- Average property prices in Scotland fall 1.0% from January – the first monthly drop seen since June 2015
- Comes despite strongest February for home sales since 2008, up 19% year-on-year after buy-to-let flurry
- But hesitation at the higher end of market before upcoming elections knocks Edinburgh off the top spot
- Midlothian the only area to break a record for property values in February, surpassing pre-crisis peak
Christine Campbell, Your Move managing director in Scotland, comments: “Scottish house prices have taken a small stumble in February, with the value of a typical home falling by 1% (£1,688) month-on-month. The sudden dip in prices will be a welcome reprieve for those attempting to get their foot on the property ladder, as this is the first decline in Scotland’s home values seen in eight months. House prices are also down compared to the same time last year, but this tells us more about the turbulence caused by the introduction of the Land and Buildings Transaction Tax (LBTT) at the beginning of 2015 than anything happening in the market right now.
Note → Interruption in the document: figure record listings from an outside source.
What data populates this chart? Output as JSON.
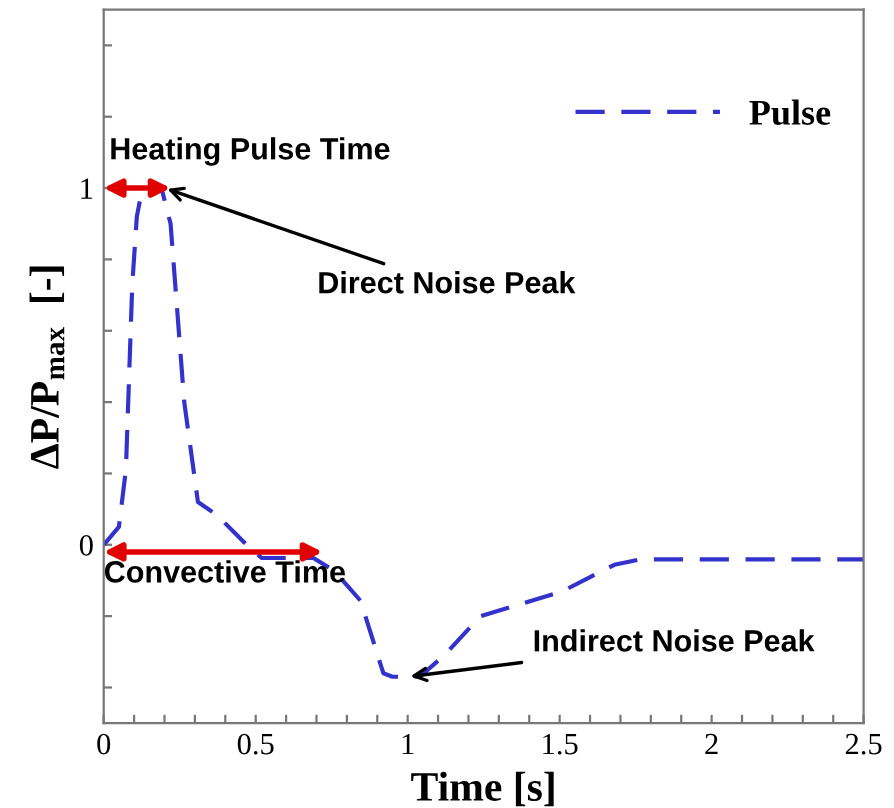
{
  "chart_data": {
    "type": "line",
    "xlabel": "Time [s]",
    "ylabel": "ΔP/P$_{max}$  [-]",
    "x": [
      0,
      0.05,
      0.073,
      0.094,
      0.109,
      0.127,
      0.19,
      0.22,
      0.265,
      0.31,
      0.373,
      0.47,
      0.52,
      0.69,
      0.76,
      0.845,
      0.92,
      0.95,
      1.04,
      1.12,
      1.24,
      1.51,
      1.68,
      1.765,
      2.5
    ],
    "series": [
      {
        "name": "Pulse",
        "color": "#3333cc",
        "values": [
          0,
          0.05,
          0.21,
          0.73,
          0.92,
          1,
          1,
          0.9,
          0.4,
          0.12,
          0.083,
          0,
          -0.037,
          -0.037,
          -0.074,
          -0.157,
          -0.36,
          -0.37,
          -0.37,
          -0.31,
          -0.2,
          -0.13,
          -0.056,
          -0.041,
          -0.041
        ]
      }
    ],
    "line_style": "dashed",
    "legend": "top right",
    "grid": false,
    "xlim": [
      0,
      2.5
    ],
    "xticks": [
      0,
      {
        "value": 0.1,
        "label": null
      },
      {
        "value": 0.2,
        "label": null
      },
      {
        "value": 0.3,
        "label": null
      },
      {
        "value": 0.4,
        "label": null
      },
      0.5,
      {
        "value": 0.6,
        "label": null
      },
      {
        "value": 0.7,
        "label": null
      },
      {
        "value": 0.8,
        "label": null
      },
      {
        "value": 0.9,
        "label": null
      },
      1,
      {
        "value": 1.1,
        "label": null
      },
      {
        "value": 1.2,
        "label": null
      },
      {
        "value": 1.3,
        "label": null
      },
      {
        "value": 1.4,
        "label": null
      },
      1.5,
      {
        "value": 1.6,
        "label": null
      },
      {
        "value": 1.7,
        "label": null
      },
      {
        "value": 1.8,
        "label": null
      },
      {
        "value": 1.9,
        "label": null
      },
      2,
      {
        "value": 2.1,
        "label": null
      },
      {
        "value": 2.2,
        "label": null
      },
      {
        "value": 2.3,
        "label": null
      },
      {
        "value": 2.4,
        "label": null
      },
      2.5
    ],
    "ylim": [
      -0.5,
      1.5
    ],
    "yticks": [
      {
        "value": -0.4,
        "label": null
      },
      {
        "value": -0.2,
        "label": null
      },
      0,
      {
        "value": 0.2,
        "label": null
      },
      {
        "value": 0.4,
        "label": null
      },
      {
        "value": 0.6,
        "label": null
      },
      {
        "value": 0.8,
        "label": null
      },
      1,
      {
        "value": 1.2,
        "label": null
      },
      {
        "value": 1.4,
        "label": null
      }
    ],
    "annotations": [
      {
        "text": "Heating Pulse Time",
        "x": 0.22,
        "y": 1
      },
      {
        "text": "Convective Time",
        "x": 0.72,
        "y": -0.02
      },
      {
        "text": "Direct Noise Peak",
        "x": 0.2,
        "y": 1
      },
      {
        "text": "Indirect Noise Peak",
        "x": 1.0,
        "y": -0.37
      }
    ]
  }
}
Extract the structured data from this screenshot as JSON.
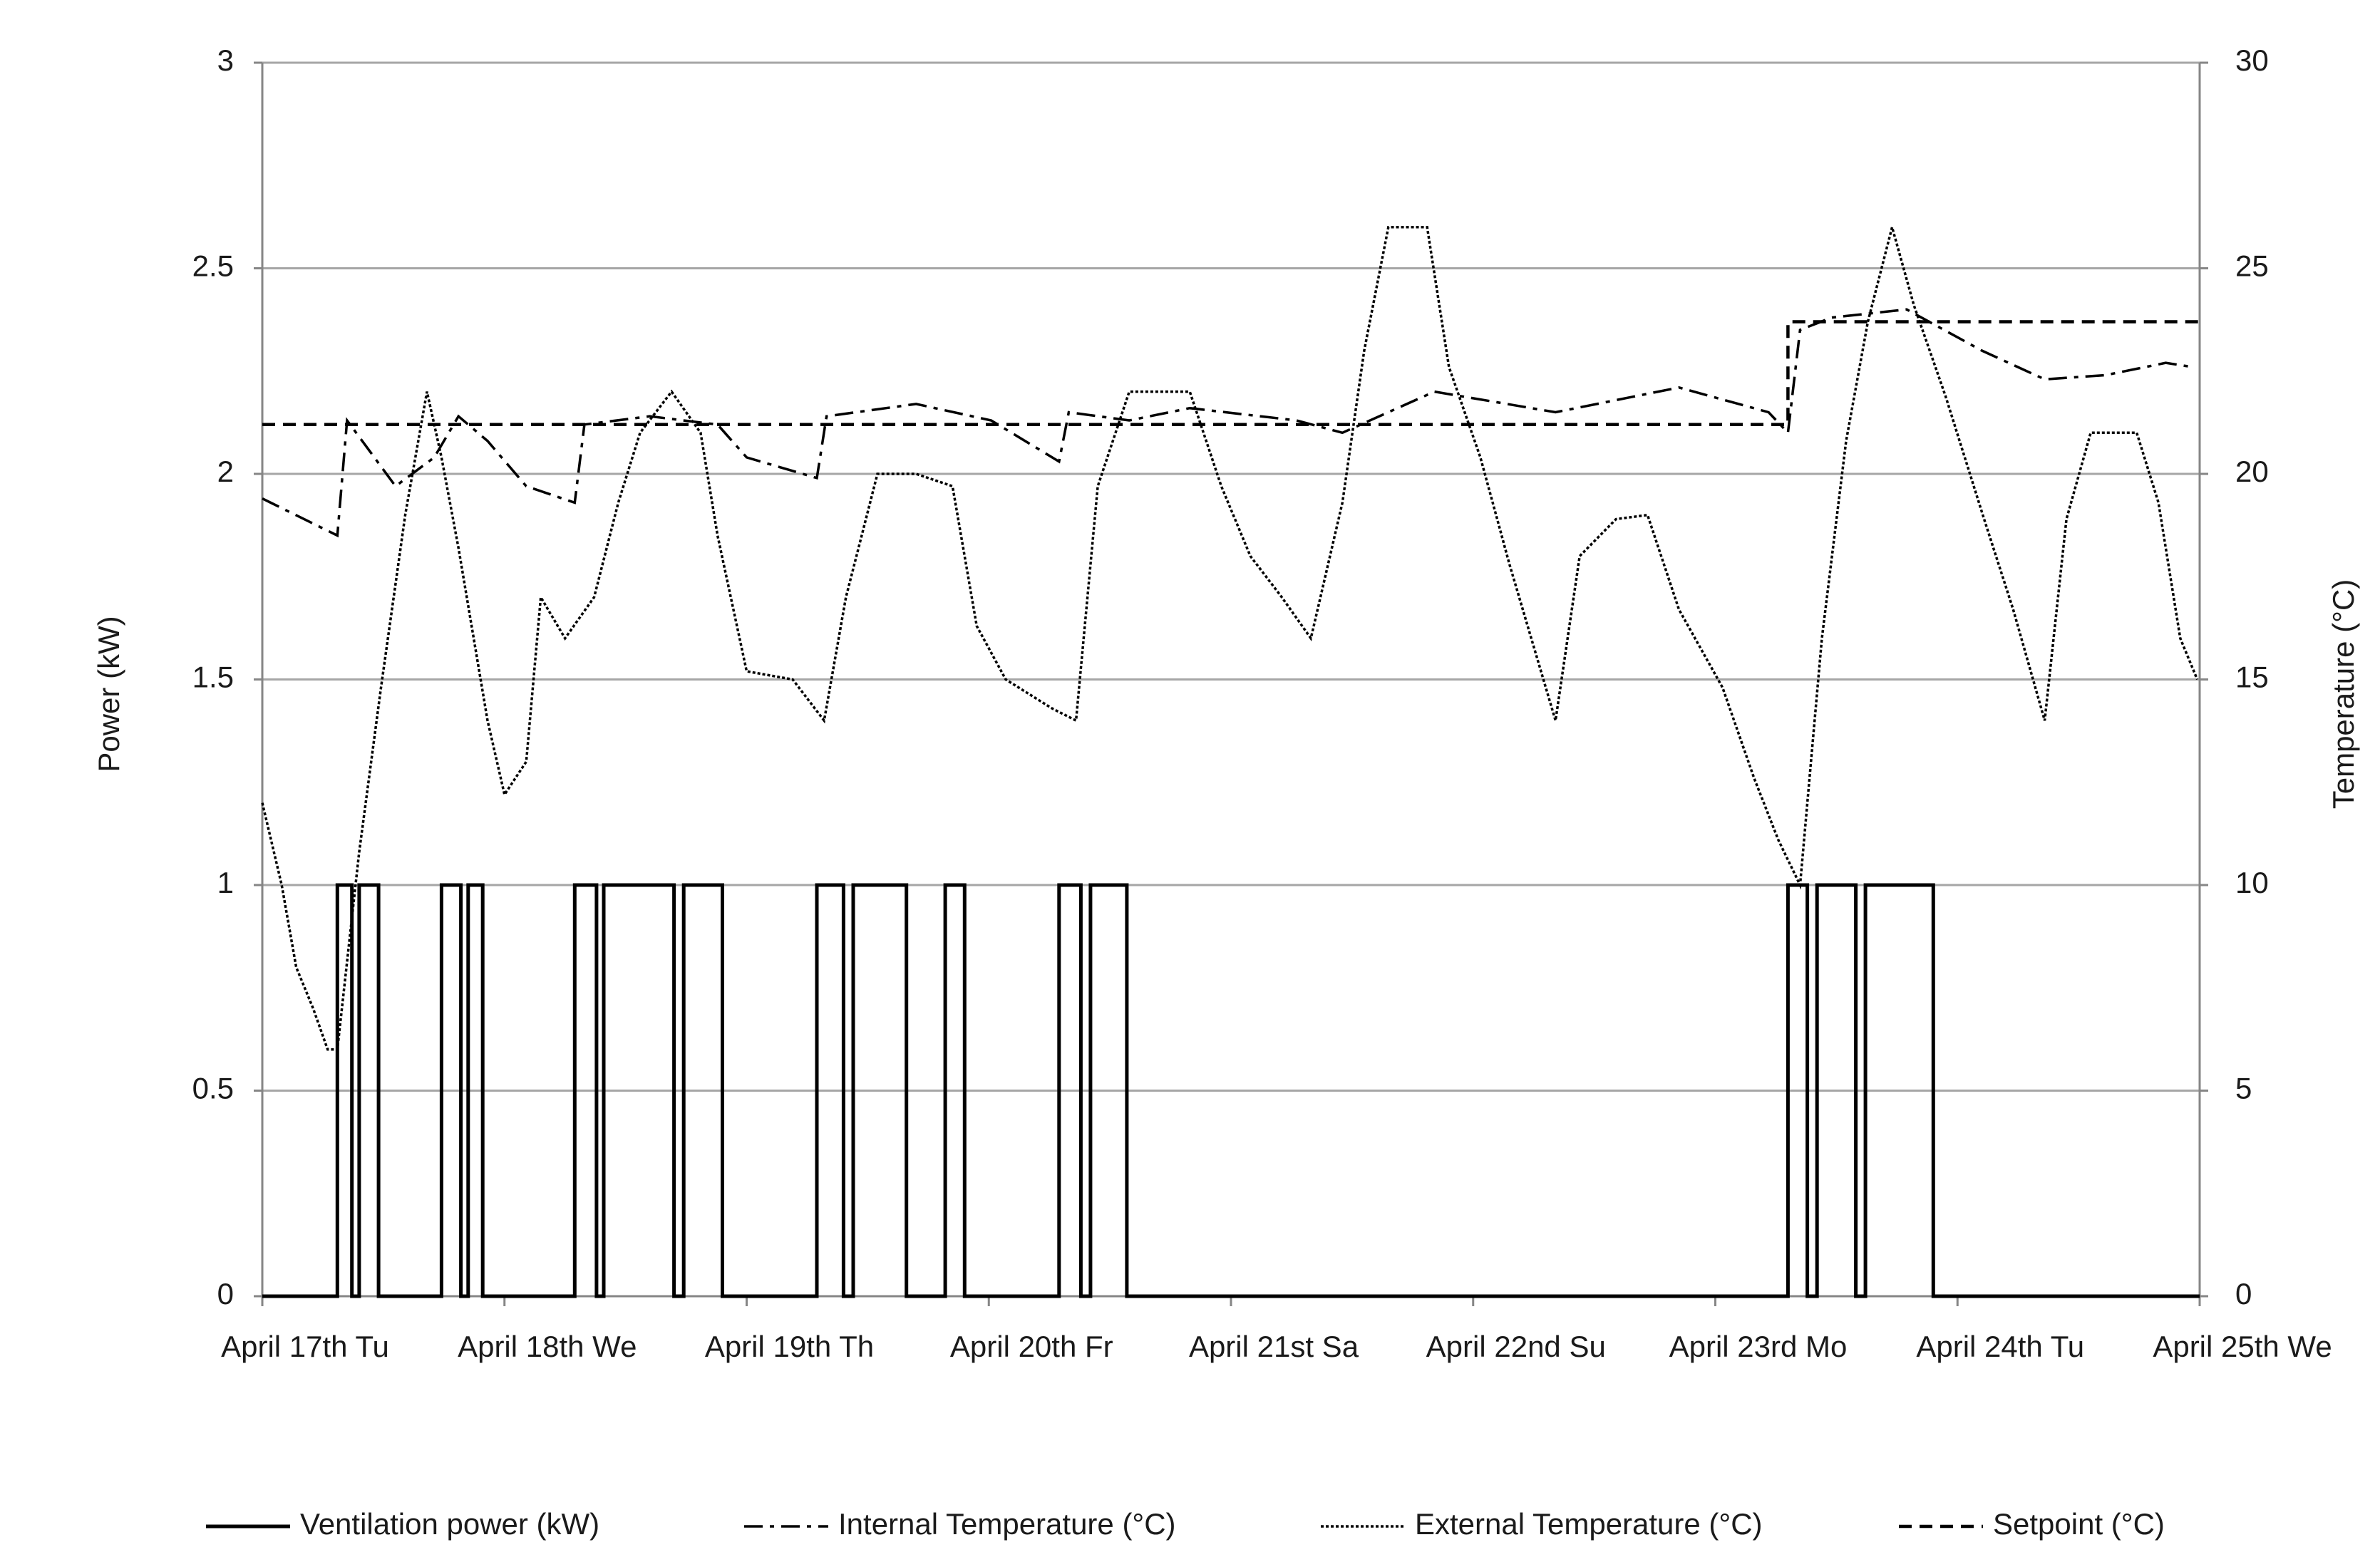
{
  "chart_data": {
    "type": "line",
    "y_label": "Power (kW)",
    "y2_label": "Temperature (°C)",
    "xlim": [
      0,
      8
    ],
    "xticks": [
      {
        "value": 0,
        "label": "April 17th Tu"
      },
      {
        "value": 1,
        "label": "April 18th We"
      },
      {
        "value": 2,
        "label": "April 19th Th"
      },
      {
        "value": 3,
        "label": "April 20th Fr"
      },
      {
        "value": 4,
        "label": "April 21st Sa"
      },
      {
        "value": 5,
        "label": "April 22nd Su"
      },
      {
        "value": 6,
        "label": "April 23rd Mo"
      },
      {
        "value": 7,
        "label": "April 24th Tu"
      },
      {
        "value": 8,
        "label": "April 25th We"
      }
    ],
    "ylim": [
      0,
      3
    ],
    "yticks": [
      0,
      0.5,
      1,
      1.5,
      2,
      2.5,
      3
    ],
    "y2lim": [
      0,
      30
    ],
    "y2ticks": [
      0,
      5,
      10,
      15,
      20,
      25,
      30
    ],
    "grid": true,
    "legend": "bottom",
    "series": [
      {
        "name": "Ventilation power (kW)",
        "color": "#000000",
        "style": "solid",
        "axis": "y",
        "x": [
          0,
          0.31,
          0.31,
          0.37,
          0.37,
          0.4,
          0.4,
          0.48,
          0.48,
          0.74,
          0.74,
          0.82,
          0.82,
          0.85,
          0.85,
          0.91,
          0.91,
          1.29,
          1.29,
          1.38,
          1.38,
          1.41,
          1.41,
          1.7,
          1.7,
          1.74,
          1.74,
          1.9,
          1.9,
          2.29,
          2.29,
          2.4,
          2.4,
          2.44,
          2.44,
          2.66,
          2.66,
          2.82,
          2.82,
          2.9,
          2.9,
          3.29,
          3.29,
          3.38,
          3.38,
          3.42,
          3.42,
          3.57,
          3.57,
          6.3,
          6.3,
          6.38,
          6.38,
          6.42,
          6.42,
          6.58,
          6.58,
          6.62,
          6.62,
          6.9,
          6.9,
          8
        ],
        "values": [
          0,
          0,
          1,
          1,
          0,
          0,
          1,
          1,
          0,
          0,
          1,
          1,
          0,
          0,
          1,
          1,
          0,
          0,
          1,
          1,
          0,
          0,
          1,
          1,
          0,
          0,
          1,
          1,
          0,
          0,
          1,
          1,
          0,
          0,
          1,
          1,
          0,
          0,
          1,
          1,
          0,
          0,
          1,
          1,
          0,
          0,
          1,
          1,
          0,
          0,
          1,
          1,
          0,
          0,
          1,
          1,
          0,
          0,
          1,
          1,
          0,
          0
        ]
      },
      {
        "name": "Internal Temperature (°C)",
        "color": "#000000",
        "style": "dash-dot",
        "axis": "y2",
        "x": [
          0,
          0.31,
          0.35,
          0.45,
          0.55,
          0.71,
          0.81,
          0.93,
          1.09,
          1.29,
          1.33,
          1.6,
          1.88,
          2.0,
          2.29,
          2.33,
          2.7,
          3.01,
          3.29,
          3.33,
          3.58,
          3.83,
          4.27,
          4.46,
          4.84,
          5.34,
          5.85,
          6.22,
          6.3,
          6.35,
          6.48,
          6.79,
          7.1,
          7.36,
          7.61,
          7.86,
          7.97
        ],
        "values": [
          19.4,
          18.5,
          21.3,
          20.5,
          19.7,
          20.4,
          21.4,
          20.8,
          19.7,
          19.3,
          21.2,
          21.4,
          21.2,
          20.4,
          19.9,
          21.4,
          21.7,
          21.3,
          20.3,
          21.5,
          21.3,
          21.6,
          21.3,
          21.0,
          22.0,
          21.5,
          22.1,
          21.5,
          21.0,
          23.5,
          23.8,
          24.0,
          23.0,
          22.3,
          22.4,
          22.7,
          22.6
        ]
      },
      {
        "name": "External Temperature (°C)",
        "color": "#000000",
        "style": "dotted",
        "axis": "y2",
        "x": [
          0,
          0.08,
          0.14,
          0.21,
          0.27,
          0.31,
          0.4,
          0.49,
          0.59,
          0.68,
          0.74,
          0.81,
          0.93,
          1.0,
          1.09,
          1.15,
          1.25,
          1.37,
          1.47,
          1.56,
          1.69,
          1.81,
          1.88,
          2.0,
          2.19,
          2.32,
          2.41,
          2.54,
          2.7,
          2.85,
          2.95,
          3.07,
          3.26,
          3.36,
          3.45,
          3.58,
          3.83,
          3.96,
          4.08,
          4.21,
          4.33,
          4.46,
          4.55,
          4.65,
          4.81,
          4.9,
          5.03,
          5.15,
          5.28,
          5.34,
          5.44,
          5.59,
          5.72,
          5.85,
          6.03,
          6.16,
          6.26,
          6.35,
          6.44,
          6.54,
          6.63,
          6.73,
          6.82,
          6.95,
          7.11,
          7.23,
          7.36,
          7.45,
          7.55,
          7.74,
          7.83,
          7.92,
          7.99
        ],
        "values": [
          12,
          10,
          8,
          7,
          6,
          6,
          10.8,
          14.8,
          19,
          22,
          20.4,
          18.2,
          14,
          12.2,
          13,
          17,
          16,
          17,
          19.3,
          21,
          22,
          21,
          18.5,
          15.2,
          15,
          14,
          17,
          20,
          20,
          19.7,
          16.3,
          15,
          14.3,
          14,
          19.7,
          22,
          22,
          19.7,
          18,
          17,
          16,
          19.3,
          23,
          26,
          26,
          22.6,
          20.4,
          17.8,
          15.2,
          14,
          18,
          18.9,
          19,
          16.7,
          14.8,
          12.6,
          11.1,
          10,
          16,
          20.8,
          23.7,
          26,
          24.1,
          21.9,
          18.9,
          16.7,
          14,
          18.9,
          21,
          21,
          19.3,
          16,
          15
        ]
      },
      {
        "name": "Setpoint (°C)",
        "color": "#000000",
        "style": "dashed",
        "axis": "y2",
        "x": [
          0,
          6.3,
          6.3,
          8
        ],
        "values": [
          21.2,
          21.2,
          23.7,
          23.7
        ]
      }
    ]
  }
}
“In fact, another key barometer is pointing to a lot of positivity in the market. Property sales in Scotland have flouted seasonal trends to jump 10% month-on-month, representing the highest February home sales since 2008. With a flurry of buy-to-let and second-home buyers racing to avoid higher rates of LBTT after 1st April, sales in February are up 19% yearon-year. This impetus also meant that purchase activity was concentrated at the lower end of the market – with aspiring landlords snapping up affordable options. We can see evidence of this in Edinburgh and Glasgow, where sales of flats – a popular investment choice – have soared in the three months to February 2016. But at the same time, there has been a slowdown at the top-end of the market due to uncertainty surrounding the upcoming Scottish Parliament election and EU referendum, particularly among foreign buyers. This imbalance between the volume of cheaper and more expensive property sales is skewing the overall measure of price growth, and tipping it downwards.